Worst Parade Ever is going to be the next sign I make to cheer on friends running a race. Imagine someone showing up for a parade with floats and marching bands only to see runners trudging by, some smiling, some glaring and some flat out in their own world they don't even notice you.
Back in February many of my friends were running the IMS Arizona Marathon and I headed out with my double sign in tow. Not being very creative outside of creating a sign with "RUN", I went to the web for inspiration. The one thing I knew is my sign wouldn't have "You're Almost There." There really should be a law against that one. The only time that is remotely funny is at mile 1 of a half or full marathon.
Some funny signs I found are:
- "In our minds, you're all Kenyans."
- "Your feet hurt because you are kicking so much butt!"
- "Your legs will forgive you...eventually."
- "Don't stop -- people are watching."
- "Chafe now...brag forever."
- "That's not sweat, it's your fat cells crying."
- "You've got stamina!

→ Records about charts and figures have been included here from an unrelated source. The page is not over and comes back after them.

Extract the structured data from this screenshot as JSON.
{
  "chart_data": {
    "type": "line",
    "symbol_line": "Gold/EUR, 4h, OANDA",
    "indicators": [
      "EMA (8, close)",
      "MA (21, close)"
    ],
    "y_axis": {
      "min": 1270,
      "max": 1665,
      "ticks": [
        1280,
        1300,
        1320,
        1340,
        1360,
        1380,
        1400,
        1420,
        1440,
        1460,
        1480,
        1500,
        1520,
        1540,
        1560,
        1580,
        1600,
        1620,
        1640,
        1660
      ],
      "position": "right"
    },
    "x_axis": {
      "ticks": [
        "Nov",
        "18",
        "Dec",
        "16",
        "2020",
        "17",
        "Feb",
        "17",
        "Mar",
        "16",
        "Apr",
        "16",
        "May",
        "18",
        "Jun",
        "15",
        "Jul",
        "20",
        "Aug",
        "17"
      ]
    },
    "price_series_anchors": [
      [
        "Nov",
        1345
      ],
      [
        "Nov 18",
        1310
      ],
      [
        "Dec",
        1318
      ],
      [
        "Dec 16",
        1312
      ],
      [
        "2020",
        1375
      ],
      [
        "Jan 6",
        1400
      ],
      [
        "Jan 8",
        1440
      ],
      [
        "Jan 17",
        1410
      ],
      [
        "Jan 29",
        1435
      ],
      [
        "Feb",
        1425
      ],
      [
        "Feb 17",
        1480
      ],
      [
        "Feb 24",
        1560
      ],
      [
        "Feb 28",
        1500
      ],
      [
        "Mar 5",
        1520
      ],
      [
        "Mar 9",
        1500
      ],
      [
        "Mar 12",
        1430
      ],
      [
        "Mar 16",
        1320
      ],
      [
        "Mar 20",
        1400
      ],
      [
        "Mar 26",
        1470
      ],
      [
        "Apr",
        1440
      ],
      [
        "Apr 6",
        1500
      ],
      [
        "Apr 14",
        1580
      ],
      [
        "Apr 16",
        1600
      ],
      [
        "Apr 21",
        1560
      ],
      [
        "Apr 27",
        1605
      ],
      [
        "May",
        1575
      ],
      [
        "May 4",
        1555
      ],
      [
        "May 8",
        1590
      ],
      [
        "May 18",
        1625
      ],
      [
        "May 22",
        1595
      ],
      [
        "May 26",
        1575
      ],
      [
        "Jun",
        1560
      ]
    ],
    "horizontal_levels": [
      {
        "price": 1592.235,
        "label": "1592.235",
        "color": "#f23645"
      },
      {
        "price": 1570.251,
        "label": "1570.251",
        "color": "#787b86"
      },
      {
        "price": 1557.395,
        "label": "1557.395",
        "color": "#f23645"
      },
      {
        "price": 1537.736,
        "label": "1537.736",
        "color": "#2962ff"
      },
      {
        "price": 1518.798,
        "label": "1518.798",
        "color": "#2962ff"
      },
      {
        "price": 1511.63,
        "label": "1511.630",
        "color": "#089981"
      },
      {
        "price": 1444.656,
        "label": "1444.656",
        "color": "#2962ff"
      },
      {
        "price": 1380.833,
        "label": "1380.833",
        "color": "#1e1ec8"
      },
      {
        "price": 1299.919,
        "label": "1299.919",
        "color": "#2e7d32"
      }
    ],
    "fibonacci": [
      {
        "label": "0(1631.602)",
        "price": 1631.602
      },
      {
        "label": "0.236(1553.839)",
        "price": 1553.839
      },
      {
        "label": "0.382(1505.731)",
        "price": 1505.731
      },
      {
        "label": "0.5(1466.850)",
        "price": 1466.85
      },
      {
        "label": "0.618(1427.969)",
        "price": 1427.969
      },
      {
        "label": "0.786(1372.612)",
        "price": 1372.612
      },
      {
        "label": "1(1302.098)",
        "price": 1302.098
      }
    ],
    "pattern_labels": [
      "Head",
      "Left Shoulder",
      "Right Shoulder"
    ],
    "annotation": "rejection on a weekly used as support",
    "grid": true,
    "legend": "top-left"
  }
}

Call me!"
- "If it was easy, I would do it."
- "Toenails are for sissies." or "Don't worry, toenails are overrated."
- "You're not slow. You're just enjoying the course."
- "Stop reading this and keep running!"
- "Beat Oprah!"
- "Puke and rally!"
- "Run like someone's chasing you."
- "Run faster...I just farted."
- "It'll feel better when it stops hurting."
- "You trained longer than Kim Kardashian's marriage!"
- "Mortuary ahead....look alive!"
Rule 2.20 in The Runner's Rule Book by Mark Remy says" Truth, fiction, or neutral, the key is to say something. Even a zombie appreciates a note of encouragement."